Note

The goal of this module is to explain DoS profile configuration options. The module does not contain any exercises. If you are already familar with a the settings in an Application Security DoS profile you can skip to module 4.

3. Application Security DoS Profiles

In this module, we will review the various settings and options that make up a layer 7 DoS profile. We will not review each and every setting, leaving that exercise up to the reader, but instead will focus on key settings which will most likely require attention during a production deployment. More detail on each individual setting can be found by viewing the Help on left side of the BIG-IP Configuration Utility (GUI).

3.1. Review DoS Profile General Settings

Navigate to Security ›› DoS Protection ›› DoS Profiles and click the DoS profile hackazon_bados created earlier for this module.

Settings in this screen are profile wide, and can affect all aspects of the dos configuration.

gen-settings

  1. Application Security
This setting enables or disables the DoS profile.
  1. Heavy URL Protection

Heavy URL’s are application resources which may consume more backend resources with each client request. Additionally, URLs which are not generally considered heavy may become heavy under significant load or attack. As a result, low rate requests targeting these URLs can cause significant DoS attacks, and be difficult to differentiate from legitimate requirements based on rate alone. Advanced Web Application Firewall automatically detects heavy URLs by measuring the latency tail ratio, which is the number of transactions whose latency is consistently greater than the latency threshold defined in this configuration option. A URL is considered heavy if its latency is more than two times the site global average over a 24 hour (default) period.

heavy-url-det

  1. Checkbox, enables or disables, automatic detection of the heavy URLs profile-wide. The text box allows for configuration of the baseline threshold that URLs must exceed before being considered for heavy URL determination.

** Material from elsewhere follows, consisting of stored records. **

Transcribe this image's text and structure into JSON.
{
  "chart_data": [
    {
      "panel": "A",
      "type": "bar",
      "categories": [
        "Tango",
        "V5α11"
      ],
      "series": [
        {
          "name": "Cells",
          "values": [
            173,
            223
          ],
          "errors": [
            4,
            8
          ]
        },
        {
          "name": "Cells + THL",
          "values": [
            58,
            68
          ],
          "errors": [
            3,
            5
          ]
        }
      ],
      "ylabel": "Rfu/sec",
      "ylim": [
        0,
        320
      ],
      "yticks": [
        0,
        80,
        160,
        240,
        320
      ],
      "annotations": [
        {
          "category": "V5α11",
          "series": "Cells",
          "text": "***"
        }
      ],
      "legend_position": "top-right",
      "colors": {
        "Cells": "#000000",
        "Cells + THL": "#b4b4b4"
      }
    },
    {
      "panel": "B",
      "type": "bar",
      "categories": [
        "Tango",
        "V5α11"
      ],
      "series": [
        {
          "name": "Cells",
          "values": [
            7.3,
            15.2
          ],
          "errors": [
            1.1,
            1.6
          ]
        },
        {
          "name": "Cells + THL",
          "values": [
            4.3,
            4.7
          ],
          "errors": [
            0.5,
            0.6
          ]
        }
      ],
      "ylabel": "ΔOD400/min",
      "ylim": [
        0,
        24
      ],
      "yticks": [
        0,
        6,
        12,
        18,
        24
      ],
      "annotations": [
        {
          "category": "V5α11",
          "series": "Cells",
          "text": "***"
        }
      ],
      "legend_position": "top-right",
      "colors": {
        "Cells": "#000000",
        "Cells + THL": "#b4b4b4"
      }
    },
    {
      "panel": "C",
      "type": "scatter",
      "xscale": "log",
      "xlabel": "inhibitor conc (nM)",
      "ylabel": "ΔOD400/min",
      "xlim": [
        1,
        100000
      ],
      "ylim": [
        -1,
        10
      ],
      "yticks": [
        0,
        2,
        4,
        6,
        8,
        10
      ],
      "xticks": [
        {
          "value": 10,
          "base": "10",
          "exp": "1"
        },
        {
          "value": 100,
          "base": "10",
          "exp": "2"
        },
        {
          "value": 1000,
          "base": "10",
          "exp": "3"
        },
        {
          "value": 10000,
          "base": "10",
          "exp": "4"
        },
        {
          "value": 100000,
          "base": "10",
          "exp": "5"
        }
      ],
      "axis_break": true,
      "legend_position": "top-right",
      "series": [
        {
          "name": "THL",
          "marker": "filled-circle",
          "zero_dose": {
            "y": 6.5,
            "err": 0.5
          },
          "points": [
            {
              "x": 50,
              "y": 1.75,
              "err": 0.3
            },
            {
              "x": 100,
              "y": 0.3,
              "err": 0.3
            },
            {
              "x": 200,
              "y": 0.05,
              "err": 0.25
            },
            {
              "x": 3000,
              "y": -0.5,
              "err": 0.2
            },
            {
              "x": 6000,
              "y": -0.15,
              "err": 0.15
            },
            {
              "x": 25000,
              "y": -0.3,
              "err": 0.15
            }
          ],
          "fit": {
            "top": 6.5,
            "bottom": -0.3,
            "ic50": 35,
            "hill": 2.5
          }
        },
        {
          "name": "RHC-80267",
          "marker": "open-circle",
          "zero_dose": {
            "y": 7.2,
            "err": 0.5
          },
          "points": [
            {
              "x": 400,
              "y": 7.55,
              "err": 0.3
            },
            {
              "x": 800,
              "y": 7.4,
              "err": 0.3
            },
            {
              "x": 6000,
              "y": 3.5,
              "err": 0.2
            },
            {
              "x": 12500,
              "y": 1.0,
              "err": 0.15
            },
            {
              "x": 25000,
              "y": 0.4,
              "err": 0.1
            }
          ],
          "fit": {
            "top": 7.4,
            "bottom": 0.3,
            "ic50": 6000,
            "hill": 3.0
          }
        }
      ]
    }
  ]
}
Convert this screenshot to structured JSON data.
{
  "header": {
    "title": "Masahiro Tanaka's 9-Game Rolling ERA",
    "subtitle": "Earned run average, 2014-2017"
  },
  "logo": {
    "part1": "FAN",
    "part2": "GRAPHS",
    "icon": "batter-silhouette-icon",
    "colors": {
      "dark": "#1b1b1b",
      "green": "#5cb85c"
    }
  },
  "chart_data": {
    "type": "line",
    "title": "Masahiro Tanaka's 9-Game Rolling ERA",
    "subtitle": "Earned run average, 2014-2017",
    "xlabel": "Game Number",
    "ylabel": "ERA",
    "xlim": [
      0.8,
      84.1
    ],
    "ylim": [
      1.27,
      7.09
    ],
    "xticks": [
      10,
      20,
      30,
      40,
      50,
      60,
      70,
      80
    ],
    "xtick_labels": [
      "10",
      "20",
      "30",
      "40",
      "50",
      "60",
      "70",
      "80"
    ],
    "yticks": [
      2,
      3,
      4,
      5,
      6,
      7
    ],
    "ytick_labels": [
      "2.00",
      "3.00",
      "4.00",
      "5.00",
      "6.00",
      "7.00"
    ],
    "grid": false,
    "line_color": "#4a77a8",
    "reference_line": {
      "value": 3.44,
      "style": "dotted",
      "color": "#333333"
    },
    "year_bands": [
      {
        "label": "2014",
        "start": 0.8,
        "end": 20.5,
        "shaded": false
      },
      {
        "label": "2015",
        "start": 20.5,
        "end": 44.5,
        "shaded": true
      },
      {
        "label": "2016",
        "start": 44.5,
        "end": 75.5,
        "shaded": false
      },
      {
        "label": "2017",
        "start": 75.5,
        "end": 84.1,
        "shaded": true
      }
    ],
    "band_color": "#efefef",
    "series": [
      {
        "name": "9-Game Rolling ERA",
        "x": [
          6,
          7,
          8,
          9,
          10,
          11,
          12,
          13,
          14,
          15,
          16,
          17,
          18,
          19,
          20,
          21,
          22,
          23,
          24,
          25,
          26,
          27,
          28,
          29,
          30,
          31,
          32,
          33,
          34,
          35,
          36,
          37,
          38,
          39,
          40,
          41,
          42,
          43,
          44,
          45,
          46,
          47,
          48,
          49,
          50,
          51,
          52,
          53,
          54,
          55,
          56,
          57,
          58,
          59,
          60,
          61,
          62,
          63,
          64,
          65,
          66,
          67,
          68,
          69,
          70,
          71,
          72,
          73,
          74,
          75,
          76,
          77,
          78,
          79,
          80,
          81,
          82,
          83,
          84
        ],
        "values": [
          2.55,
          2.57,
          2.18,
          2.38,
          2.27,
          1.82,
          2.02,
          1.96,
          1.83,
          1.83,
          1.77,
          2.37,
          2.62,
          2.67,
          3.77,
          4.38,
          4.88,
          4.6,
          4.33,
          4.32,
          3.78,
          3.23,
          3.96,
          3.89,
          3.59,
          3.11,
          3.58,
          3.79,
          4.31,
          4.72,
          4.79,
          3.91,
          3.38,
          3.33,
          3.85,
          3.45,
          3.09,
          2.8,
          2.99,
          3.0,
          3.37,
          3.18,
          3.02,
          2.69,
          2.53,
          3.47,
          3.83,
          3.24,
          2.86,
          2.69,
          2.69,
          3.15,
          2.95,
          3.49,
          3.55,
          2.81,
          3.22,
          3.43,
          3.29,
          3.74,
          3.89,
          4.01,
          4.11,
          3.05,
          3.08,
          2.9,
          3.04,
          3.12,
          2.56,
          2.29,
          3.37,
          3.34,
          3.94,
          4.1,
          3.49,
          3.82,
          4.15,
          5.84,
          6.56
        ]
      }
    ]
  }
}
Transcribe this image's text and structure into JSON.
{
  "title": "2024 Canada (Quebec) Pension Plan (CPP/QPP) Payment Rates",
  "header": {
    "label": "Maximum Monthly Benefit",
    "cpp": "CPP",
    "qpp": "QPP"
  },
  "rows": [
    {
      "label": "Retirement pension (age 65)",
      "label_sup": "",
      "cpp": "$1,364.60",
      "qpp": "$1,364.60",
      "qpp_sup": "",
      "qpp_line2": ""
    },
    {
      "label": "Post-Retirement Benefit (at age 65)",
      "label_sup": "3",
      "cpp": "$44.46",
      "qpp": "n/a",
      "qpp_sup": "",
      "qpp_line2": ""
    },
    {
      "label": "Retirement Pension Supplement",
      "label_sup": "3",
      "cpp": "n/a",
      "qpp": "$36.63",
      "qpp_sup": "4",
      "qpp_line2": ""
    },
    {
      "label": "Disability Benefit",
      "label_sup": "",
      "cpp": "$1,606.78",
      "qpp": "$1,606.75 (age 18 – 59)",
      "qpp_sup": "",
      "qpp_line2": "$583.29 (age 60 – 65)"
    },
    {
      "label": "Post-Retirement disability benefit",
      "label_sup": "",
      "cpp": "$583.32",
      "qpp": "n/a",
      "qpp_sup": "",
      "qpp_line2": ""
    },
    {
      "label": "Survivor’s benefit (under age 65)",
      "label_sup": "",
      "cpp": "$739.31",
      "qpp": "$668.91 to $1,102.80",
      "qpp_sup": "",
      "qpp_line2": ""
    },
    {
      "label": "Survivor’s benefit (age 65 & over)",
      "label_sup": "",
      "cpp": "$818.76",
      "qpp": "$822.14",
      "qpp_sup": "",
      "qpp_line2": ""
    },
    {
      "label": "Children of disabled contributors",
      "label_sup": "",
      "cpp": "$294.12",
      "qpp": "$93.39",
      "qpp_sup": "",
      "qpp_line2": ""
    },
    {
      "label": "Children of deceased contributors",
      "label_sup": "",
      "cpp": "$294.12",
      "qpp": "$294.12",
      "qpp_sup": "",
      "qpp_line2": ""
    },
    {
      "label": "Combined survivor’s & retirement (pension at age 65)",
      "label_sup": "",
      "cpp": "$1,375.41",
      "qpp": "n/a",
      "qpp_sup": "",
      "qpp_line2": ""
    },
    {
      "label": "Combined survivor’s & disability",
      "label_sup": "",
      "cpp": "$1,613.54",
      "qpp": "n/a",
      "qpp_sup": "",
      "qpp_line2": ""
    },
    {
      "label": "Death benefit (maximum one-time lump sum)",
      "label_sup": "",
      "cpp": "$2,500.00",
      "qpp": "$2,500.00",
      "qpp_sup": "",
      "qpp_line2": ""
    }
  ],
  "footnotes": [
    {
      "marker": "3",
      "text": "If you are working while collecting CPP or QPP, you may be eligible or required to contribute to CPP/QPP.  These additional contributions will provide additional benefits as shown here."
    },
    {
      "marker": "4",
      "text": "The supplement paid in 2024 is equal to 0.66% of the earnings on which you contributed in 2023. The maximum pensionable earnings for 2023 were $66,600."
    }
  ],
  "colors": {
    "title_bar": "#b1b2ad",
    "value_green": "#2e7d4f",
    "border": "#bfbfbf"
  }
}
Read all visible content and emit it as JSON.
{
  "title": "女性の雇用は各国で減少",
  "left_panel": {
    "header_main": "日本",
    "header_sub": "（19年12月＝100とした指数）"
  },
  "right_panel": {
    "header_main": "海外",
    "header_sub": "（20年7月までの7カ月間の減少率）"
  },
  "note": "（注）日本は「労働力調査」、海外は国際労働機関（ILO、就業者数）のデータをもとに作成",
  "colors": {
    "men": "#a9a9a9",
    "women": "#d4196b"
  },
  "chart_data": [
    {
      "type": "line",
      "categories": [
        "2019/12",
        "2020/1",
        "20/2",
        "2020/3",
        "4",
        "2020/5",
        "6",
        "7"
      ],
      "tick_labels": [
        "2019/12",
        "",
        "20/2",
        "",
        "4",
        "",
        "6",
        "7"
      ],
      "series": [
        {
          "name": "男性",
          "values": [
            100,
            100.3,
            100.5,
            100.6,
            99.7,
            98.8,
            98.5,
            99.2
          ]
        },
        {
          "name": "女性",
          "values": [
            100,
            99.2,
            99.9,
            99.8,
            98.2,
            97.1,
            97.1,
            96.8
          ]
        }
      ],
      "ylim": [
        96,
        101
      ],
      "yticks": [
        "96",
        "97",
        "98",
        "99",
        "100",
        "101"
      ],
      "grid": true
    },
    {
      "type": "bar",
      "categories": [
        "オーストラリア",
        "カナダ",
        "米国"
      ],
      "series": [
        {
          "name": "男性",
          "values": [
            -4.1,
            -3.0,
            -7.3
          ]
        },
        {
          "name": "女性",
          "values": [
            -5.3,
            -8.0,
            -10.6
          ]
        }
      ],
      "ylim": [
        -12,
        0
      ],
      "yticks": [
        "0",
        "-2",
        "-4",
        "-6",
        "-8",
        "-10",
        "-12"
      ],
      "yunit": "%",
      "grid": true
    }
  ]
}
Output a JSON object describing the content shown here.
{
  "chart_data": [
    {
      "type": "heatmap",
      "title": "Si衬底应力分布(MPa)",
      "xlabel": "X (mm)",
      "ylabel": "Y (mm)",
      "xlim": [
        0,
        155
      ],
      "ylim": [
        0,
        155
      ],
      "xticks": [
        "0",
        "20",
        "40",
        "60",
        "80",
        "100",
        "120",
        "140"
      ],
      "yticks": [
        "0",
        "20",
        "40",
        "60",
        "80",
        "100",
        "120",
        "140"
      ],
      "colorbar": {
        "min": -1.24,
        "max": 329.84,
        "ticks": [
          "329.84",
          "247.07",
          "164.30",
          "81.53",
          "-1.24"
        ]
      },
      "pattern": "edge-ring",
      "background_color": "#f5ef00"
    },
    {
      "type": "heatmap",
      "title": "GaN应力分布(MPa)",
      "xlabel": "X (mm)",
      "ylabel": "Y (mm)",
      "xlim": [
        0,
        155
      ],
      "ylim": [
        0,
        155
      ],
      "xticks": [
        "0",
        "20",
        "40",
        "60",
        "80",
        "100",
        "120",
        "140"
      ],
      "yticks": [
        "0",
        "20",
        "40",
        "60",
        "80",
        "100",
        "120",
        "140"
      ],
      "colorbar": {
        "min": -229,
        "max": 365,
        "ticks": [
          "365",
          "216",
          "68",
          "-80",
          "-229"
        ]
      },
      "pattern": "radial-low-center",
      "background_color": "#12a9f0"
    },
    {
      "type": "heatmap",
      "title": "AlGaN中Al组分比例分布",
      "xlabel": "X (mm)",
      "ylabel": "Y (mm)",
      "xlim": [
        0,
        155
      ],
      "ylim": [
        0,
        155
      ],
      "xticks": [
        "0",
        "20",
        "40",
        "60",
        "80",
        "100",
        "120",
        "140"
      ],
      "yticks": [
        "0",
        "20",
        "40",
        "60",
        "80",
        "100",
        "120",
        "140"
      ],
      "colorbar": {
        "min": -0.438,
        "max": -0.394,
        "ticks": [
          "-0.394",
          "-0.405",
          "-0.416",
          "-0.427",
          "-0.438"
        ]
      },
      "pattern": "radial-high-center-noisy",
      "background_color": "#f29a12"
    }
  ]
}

  2. This section of the DoS Profile Heavy URL configuration allows an administrator to explictly configure a URL(s) as heavy, whether it is detected as heavy by Advanced Web Application Firewall or not. Use this section to define application resources which are known to be heavier in terms of resource consumption, or known to be less resilient to higher volumes of traffic than the rest of the application.

  3. This section of the Dos Profile Heavy URL configuration allows an administrator to explictly configure URL(s) and wildcard URL patterns to be excluded from automatic heavy URL detection. Use this section, to identify URL’s which you know may perform slower than average under normal conditions, or URLs you do not wish to have Advanced Web Application Firewall offering heavy URL protection.

    Note

    To provide mitigation for heavy URLs, you must enable at least one of the URL-based prevention policy methods in the TPS or Stress-based Anomaly sections of the DoS profile.

  1. Geolocations Geolocations provides options to override the dos profile geolocation detection criteria by explicity whitelisting or blacklisting specific geolocations.

    geolocs

  2. Single Page Application Single Page Applications (SPA) represent a change in application architecture that moves much of the content rendering and routing to client-side code. Application requests which require server-side processing are sent as AJAX requests towards server, and the response is typically JSON/XML; this is different from traditional web applications that send HTTP requests, and generally levergage HTML as the predominant response content type. As a result, Advanced Web Application Firewall needs to modify the way it challenges clients for features like Proactive Bot Defense and capturing Device ID in the TPS/Stress based anomaly detections. Enabling this option modifies Advanced Web Application Firewall’s challenge and challenge validation mechanisms. When deploying L7 DoS protections it is important to understand the application architecture, and if protecting a SPA, enabling this option is critical for proper operation.